"They were preparing to commit every sort of crime, and dancing like madmen round a magician who broke forth into frightful lamentations, crying 'Galatha! Galatha!'"
"Well, it was some poor man who was mourning the death of his wife, his galatha. And you were witnessing a sort of mass for the repose of her soul. . . . May Goudon protect her and defend us from Yoloch! It takes very little to astonish you."
During the remainder of the day Chéri-Bibi gave particular attention to the physical features of the country through which they were passing. In the afternoon his face lit up with a smile; and the Nut surmised that all was as well as well could be with them.

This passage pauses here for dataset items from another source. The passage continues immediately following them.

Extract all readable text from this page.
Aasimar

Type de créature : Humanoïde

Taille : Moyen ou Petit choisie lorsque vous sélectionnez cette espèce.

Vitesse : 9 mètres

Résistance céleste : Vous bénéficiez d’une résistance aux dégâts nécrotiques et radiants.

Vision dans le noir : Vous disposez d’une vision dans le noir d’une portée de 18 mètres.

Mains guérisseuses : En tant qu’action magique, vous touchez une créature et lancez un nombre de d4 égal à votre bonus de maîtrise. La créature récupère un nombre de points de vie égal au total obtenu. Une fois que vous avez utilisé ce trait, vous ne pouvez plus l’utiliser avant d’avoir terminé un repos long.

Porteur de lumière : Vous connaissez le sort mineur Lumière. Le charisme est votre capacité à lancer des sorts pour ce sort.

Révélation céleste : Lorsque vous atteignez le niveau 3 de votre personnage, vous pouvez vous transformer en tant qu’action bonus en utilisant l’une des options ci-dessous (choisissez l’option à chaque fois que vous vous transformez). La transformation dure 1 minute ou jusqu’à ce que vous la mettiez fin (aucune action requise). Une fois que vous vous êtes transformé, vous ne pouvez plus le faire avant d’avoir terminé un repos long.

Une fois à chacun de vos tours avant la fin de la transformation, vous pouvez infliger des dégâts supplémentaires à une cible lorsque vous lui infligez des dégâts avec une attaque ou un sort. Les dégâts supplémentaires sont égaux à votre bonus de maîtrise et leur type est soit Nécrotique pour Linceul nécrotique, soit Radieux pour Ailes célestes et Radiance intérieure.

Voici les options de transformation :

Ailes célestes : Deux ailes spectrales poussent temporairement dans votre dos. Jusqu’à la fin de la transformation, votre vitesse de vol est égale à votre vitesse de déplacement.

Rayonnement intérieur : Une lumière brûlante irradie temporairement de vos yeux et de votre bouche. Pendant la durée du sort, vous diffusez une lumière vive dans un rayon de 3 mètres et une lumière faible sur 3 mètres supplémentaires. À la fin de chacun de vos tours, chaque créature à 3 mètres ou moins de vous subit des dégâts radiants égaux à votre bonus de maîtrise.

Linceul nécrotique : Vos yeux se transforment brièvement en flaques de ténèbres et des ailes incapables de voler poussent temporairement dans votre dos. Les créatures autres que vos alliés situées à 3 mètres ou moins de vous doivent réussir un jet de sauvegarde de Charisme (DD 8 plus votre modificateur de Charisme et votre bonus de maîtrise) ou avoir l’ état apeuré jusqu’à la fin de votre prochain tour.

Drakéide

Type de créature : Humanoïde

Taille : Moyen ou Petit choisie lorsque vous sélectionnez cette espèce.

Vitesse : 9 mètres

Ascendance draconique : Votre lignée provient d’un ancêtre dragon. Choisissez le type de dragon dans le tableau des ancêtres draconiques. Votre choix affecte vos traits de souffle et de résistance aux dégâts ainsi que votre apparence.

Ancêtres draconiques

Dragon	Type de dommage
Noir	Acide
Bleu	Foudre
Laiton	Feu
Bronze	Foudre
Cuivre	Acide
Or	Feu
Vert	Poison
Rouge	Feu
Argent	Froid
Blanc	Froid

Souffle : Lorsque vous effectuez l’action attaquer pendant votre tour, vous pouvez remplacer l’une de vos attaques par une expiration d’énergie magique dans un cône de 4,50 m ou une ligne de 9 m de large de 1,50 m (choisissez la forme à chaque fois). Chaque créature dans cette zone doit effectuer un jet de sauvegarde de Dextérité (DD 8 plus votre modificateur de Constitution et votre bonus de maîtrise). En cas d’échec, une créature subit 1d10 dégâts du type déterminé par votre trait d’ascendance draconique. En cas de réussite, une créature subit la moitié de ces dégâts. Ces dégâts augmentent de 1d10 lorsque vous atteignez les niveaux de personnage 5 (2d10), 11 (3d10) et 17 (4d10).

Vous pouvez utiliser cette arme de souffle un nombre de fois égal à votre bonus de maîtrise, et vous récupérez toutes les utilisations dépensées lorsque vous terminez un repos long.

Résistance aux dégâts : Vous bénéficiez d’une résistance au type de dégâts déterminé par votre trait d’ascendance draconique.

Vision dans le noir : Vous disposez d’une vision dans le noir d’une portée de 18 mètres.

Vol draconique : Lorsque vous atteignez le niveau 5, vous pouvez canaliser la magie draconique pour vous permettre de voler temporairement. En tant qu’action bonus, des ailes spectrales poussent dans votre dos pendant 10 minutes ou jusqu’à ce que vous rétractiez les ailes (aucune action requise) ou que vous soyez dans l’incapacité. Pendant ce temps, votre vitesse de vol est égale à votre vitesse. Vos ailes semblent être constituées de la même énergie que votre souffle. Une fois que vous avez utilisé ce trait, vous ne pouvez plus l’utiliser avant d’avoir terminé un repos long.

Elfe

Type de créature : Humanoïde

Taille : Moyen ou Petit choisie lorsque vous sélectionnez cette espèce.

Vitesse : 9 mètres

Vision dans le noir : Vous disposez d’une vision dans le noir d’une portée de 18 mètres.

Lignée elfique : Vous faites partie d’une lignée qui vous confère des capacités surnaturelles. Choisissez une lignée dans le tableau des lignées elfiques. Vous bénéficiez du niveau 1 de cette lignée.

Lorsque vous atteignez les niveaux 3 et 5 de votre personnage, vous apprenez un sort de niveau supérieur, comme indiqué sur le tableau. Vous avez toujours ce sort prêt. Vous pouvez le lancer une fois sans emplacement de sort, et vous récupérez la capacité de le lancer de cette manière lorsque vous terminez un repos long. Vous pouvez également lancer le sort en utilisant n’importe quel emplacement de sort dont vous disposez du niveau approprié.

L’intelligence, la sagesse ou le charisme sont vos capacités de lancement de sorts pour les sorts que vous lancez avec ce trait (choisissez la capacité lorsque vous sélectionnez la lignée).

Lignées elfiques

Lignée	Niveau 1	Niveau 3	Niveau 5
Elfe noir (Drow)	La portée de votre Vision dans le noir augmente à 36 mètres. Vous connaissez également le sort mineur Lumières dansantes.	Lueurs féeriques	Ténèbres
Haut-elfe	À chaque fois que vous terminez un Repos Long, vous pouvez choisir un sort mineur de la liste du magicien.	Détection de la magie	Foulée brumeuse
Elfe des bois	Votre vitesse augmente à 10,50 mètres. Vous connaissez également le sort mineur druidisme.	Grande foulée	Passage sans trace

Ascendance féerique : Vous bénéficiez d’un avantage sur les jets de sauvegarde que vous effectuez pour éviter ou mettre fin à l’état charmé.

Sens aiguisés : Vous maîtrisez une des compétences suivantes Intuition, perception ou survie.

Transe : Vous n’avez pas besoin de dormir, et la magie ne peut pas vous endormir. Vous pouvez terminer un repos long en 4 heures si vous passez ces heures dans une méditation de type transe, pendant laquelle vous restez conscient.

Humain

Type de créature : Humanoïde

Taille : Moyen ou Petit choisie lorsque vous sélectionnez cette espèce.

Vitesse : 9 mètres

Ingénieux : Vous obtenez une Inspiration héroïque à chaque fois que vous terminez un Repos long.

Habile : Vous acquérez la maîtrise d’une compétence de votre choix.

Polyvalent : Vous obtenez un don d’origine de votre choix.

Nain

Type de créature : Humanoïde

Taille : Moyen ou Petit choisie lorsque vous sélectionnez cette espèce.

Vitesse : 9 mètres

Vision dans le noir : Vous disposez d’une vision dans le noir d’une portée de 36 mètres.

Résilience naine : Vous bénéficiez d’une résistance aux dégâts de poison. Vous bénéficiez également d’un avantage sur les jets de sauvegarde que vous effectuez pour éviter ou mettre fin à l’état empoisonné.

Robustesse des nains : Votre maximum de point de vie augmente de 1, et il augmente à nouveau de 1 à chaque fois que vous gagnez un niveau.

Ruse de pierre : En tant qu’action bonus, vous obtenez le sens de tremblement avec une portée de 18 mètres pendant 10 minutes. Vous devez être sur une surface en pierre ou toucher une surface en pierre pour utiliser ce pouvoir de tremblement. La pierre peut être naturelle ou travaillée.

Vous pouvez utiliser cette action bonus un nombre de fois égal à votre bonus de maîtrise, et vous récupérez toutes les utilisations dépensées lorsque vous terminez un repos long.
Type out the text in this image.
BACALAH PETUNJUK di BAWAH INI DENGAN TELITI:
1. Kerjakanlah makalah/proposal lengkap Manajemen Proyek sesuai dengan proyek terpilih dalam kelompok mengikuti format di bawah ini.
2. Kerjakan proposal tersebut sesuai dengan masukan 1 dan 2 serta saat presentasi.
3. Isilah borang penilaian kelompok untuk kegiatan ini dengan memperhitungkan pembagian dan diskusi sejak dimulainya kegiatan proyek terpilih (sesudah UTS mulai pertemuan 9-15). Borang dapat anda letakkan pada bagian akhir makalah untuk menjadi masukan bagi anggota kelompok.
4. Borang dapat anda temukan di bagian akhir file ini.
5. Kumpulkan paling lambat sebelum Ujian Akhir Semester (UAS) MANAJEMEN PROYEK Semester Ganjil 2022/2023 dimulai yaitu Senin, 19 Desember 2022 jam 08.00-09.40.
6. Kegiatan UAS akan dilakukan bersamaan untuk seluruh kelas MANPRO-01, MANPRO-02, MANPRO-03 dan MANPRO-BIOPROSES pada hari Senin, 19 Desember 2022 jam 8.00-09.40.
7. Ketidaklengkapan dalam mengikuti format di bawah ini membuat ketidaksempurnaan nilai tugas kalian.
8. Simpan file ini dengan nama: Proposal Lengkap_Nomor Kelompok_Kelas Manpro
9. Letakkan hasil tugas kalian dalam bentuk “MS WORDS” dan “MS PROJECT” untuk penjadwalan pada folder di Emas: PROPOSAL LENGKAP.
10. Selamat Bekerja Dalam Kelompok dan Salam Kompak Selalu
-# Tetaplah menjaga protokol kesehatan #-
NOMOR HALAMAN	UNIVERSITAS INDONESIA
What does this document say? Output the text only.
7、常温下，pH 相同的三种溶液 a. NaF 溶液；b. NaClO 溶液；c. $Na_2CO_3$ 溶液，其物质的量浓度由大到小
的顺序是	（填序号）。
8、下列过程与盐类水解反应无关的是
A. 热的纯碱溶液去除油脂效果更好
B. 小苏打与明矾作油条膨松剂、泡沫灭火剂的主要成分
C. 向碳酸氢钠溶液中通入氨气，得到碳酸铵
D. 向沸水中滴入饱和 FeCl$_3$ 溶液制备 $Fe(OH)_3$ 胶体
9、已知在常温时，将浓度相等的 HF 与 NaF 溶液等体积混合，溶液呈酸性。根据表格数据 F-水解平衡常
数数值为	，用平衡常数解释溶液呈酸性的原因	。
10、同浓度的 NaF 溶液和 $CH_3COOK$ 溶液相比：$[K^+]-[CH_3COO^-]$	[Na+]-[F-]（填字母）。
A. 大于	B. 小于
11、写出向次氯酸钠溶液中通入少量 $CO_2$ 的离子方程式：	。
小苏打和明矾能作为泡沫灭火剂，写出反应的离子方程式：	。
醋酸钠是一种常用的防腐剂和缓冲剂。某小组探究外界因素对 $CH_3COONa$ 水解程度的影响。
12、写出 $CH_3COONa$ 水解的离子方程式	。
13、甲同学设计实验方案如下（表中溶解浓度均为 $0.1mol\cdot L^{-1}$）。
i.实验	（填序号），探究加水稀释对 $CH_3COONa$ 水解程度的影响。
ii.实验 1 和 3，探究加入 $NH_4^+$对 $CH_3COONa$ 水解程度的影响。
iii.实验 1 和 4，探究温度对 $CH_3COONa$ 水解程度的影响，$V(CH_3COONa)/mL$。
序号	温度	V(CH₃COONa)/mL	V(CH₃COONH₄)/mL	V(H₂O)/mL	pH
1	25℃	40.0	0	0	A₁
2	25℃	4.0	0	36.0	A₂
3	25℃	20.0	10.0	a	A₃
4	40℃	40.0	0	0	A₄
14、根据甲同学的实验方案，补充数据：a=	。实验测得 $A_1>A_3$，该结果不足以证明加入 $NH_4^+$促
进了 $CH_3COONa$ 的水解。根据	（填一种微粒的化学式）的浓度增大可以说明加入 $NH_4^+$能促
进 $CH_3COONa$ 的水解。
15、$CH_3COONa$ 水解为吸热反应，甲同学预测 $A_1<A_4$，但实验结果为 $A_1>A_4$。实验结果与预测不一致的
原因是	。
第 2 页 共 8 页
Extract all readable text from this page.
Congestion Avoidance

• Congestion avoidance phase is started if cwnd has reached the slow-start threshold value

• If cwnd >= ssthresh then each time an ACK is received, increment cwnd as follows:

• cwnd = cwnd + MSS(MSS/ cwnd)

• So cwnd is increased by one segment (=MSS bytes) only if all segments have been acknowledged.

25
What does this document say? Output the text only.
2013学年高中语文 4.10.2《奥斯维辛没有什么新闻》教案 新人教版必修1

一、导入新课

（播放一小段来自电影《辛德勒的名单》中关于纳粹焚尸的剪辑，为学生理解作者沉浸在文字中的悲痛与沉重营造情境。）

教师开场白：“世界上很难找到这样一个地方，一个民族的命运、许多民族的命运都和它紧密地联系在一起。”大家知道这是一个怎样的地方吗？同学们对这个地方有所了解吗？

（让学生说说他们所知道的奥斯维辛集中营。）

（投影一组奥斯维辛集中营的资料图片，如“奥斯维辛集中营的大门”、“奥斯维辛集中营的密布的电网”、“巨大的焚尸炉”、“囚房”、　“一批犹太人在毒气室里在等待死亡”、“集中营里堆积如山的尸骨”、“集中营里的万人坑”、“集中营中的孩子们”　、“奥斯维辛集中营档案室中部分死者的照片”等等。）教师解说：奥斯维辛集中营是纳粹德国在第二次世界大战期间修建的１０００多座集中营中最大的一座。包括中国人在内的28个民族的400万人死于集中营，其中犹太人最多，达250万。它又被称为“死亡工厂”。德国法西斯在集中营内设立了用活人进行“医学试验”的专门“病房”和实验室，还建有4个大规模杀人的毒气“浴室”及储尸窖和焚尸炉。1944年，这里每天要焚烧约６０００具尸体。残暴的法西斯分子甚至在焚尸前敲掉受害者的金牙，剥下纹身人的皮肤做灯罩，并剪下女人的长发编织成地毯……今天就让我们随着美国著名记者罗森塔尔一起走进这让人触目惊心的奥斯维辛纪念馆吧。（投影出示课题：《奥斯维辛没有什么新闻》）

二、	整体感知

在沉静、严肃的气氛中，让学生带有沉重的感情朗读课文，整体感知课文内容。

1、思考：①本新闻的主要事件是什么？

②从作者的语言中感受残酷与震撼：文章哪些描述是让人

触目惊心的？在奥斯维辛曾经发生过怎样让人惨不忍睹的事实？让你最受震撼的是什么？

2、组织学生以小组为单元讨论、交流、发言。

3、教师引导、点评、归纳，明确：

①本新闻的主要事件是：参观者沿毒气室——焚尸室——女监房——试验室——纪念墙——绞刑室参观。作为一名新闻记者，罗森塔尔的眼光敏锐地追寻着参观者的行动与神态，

They left the Pupa and were following the course of another river which flowed towards the north-east. Strangely enough the forest was no longer inimical to them. Everything, on the contrary, seemed to assist them in their purpose. They came across a path which enabled them to cover a considerable tract of ground without unduly fatiguing themselves.
At last, in the evening, they reached the top of a wooded height, from which Chéri-Bibi could point out to the Nut the gold diggings and the village in which the prospectors lived.
[CHAPTER VIII]
THE GOLD-SEEKERS
The bar and store which Señor Sanda had set up in the heart of the gold-prospecting district stood on the banks of a stream which, some three days' march farther on emptied itself into the Oyapok, a river which constituted the frontier between French Guiana and Brazil. The bar was an establishment similar to those, called albacen, which are to be found in the forest solitudes of Gran Chaco.
Here everything was sold that could be of use to the worker in the forest—tools, provisions, preserves, tinware, clothes, arms, munitions and every variety of alcohol. It was at once a bar and a grocer's shop. It was likewise a gaming-house. Men entered it with their pockets well filled with gold dust, and left it to work in the "sluices," having lost their all. Other men quickly made a fortune, but they did not keep it long. Truth to tell, Señor Sanda was the only man in the place who grew rich.
One Sunday, in the large saloon bar, constructed of wooden planks with a corrugated iron roof, men were having an exciting game at the table, at the far end of the room, near the counter behind which Sanda, assisted by his "boys," was serving out rum and Indian spirits to chance customers.